Hexamethylene bisacetamide‐induced differentiation of transformed cells: Molecular and cellular effects and therapeutic application

Abstract

Hexamethylene bisacetamide (HMBA), a highly polar compound, induces murine erythroleukemia (MEL) cells to express the erythroid phenotype, including cessation of proliferation. Inducer‐mediated differentiation of MEL (DS19) cells is a multistep process characterized by a latent period during which a number of changes occur including alterations in ion flux, an increase in membrane‐bound protein kinase C (PKC) activity, the appearance of Ca²⁺ and phospholipid‐independent PKC activity in the cytosol, and modulation in expression of a number of genes such as c‐myc, c‐myb, c‐fos and the p53 genes. HMBA‐mediated commitment to terminal differentiation is first detected at about 12 hours and increases in a stochastic fashion until over 95% of the population is recruited to terminal differentiation by 48 to 60 hours. Commitment is associated with persistent suppression of c‐myb gene expression. By 36 to 48 hours, transcription of the globin genes has increased 10 to 30 fold, whereas transcription from rRNA genes is suppressed.
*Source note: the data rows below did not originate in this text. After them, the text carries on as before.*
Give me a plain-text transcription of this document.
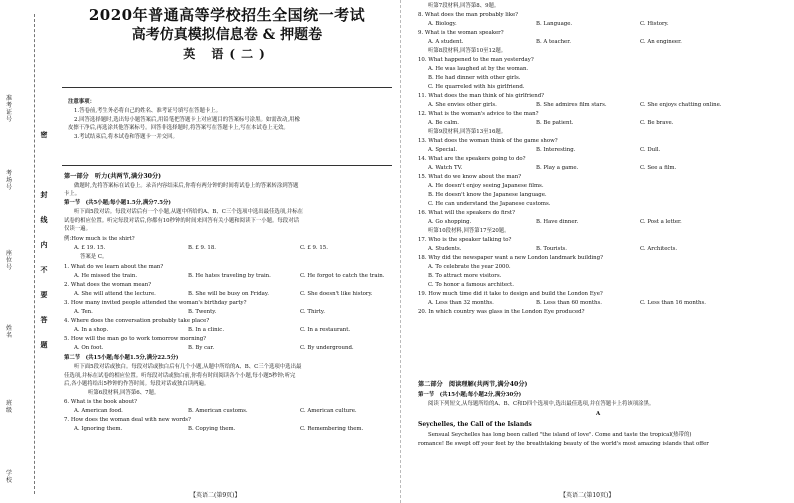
准考证号
考场号
座位号
姓名
班级
学校
密
封
线
内
不
要
答
题
2020年普通高等学校招生全国统一考试
高考仿真模拟信息卷 & 押题卷
英 语(二)
注意事项：
1.答卷前,考生务必将自己的姓名、准考证号填写在答题卡上。
2.回答选择题时,选出每小题答案后,用铅笔把答题卡上对应题目的答案标号涂黑。如需改动,用橡
皮擦干净后,再选涂其他答案标号。回答非选择题时,将答案写在答题卡上,写在本试卷上无效。
3.考试结束后,将本试卷和答题卡一并交回。
第一部分　听力(共两节,满分30分)
做题时,先将答案标在试卷上。录音内容结束后,你将有两分钟的时间将试卷上的答案转涂到答题
卡上。
第一节　(共5小题;每小题1.5分,满分7.5分)
听下面5段对话。每段对话后有一个小题,从题中所给的A、B、C三个选项中选出最佳选项,并标在
试卷的相应位置。听完每段对话后,你都有10秒钟的时间来回答有关小题和阅读下一小题。每段对话
仅读一遍。
例:How much is the shirt?
A. £ 19. 15.	B. £ 9. 18.	C. £ 9. 15.
答案是 C。
1. What do we learn about the man?
A. He missed the train.	B. He hates traveling by train.	C. He forgot to catch the train.
2. What does the woman mean?
A. She will attend the lecture.	B. She will be busy on Friday.	C. She doesn't like history.
3. How many invited people attended the woman's birthday party?
A. Ten.	B. Twenty.	C. Thirty.
4. Where does the conversation probably take place?
A. In a shop.	B. In a clinic.	C. In a restaurant.
5. How will the man go to work tomorrow morning?
A. On foot.	B. By car.	C. By underground.
第二节　(共15小题;每小题1.5分,满分22.5分)
听下面5段对话或独白。每段对话或独白后有几个小题,从题中所给的A、B、C三个选项中选出最
佳选项,并标在试卷的相应位置。听每段对话或独白前,你将有时间阅读各个小题,每小题5秒钟;听完
后,各小题将给出5秒钟的作答时间。每段对话或独白读两遍。
听第6段材料,回答第6、7题。
6. What is the book about?
A. American food.	B. American customs.	C. American culture.
7. How does the woman deal with new words?
A. Ignoring them.	B. Copying them.	C. Remembering them.
【英语二(第9页)】
听第7段材料,回答第8、9题。
8. What does the man probably like?
A. Biology.	B. Language.	C. History.
9. What is the woman speaker?
A. A student.	B. A teacher.	C. An engineer.
听第8段材料,回答第10至12题。
10. What happened to the man yesterday?
A. He was laughed at by the woman.
B. He had dinner with other girls.
C. He quarreled with his girlfriend.
11. What does the man think of his girlfriend?
A. She envies other girls.	B. She admires film stars.	C. She enjoys chatting online.
12. What is the woman's advice to the man?
A. Be calm.	B. Be patient.	C. Be brave.
听第9段材料,回答第13至16题。
13. What does the woman think of the game show?
A. Special.	B. Interesting.	C. Dull.
14. What are the speakers going to do?
A. Watch TV.	B. Play a game.	C. See a film.
15. What do we know about the man?
A. He doesn't enjoy seeing Japanese films.
B. He doesn't know the Japanese language.
C. He can understand the Japanese customs.
16. What will the speakers do first?
A. Go shopping.	B. Have dinner.	C. Post a letter.
听第10段材料,回答第17至20题。
17. Who is the speaker talking to?
A. Students.	B. Tourists.	C. Architects.
18. Why did the newspaper want a new London landmark building?
A. To celebrate the year 2000.
B. To attract more visitors.
C. To honor a famous architect.
19. How much time did it take to design and build the London Eye?
A. Less than 32 months.	B. Less than 60 months.	C. Less than 16 months.
20. In which country was glass in the London Eye produced?
第二部分　阅读理解(共两节,满分40分)
第一节　(共15小题;每小题2分,满分30分)
阅读下列短文,从每题所给的A、B、C和D四个选项中,选出最佳选项,并在答题卡上将该项涂黑。
A
Seychelles, the Call of the Islands
Sensual Seychelles has long been called "the island of love". Come and taste the tropical(热带的)
romance! Be swept off your feet by the breathtaking beauty of the world's most amazing islands that offer
【英语二(第10页)】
The steroid, dexamethasone, or the tumor promoter, phorbol‐12‐myristate‐13‐acetate (TPA), suppress HMBA‐induced MEL cell terminal differentiation. These agents appear to act at a late step during the latent period. MEL cell lines derived from DS19 by selection for resistance to vincristine are: 1) induced to commit without a detectable latent period, 2) markedly more sensitive to HMBA, and 3) resistant to dexamethasone or TPA inhibition of HMBA‐induced commitment. The data suggests that vincristine‐resistant MEL cells express a factor which circumvents essential HMBA‐mediated early events. In vitro studies with HMBA provide a basis for the application of HMBA to clinical therapy of human cancers. Clinical trials with HMBA have been initiated.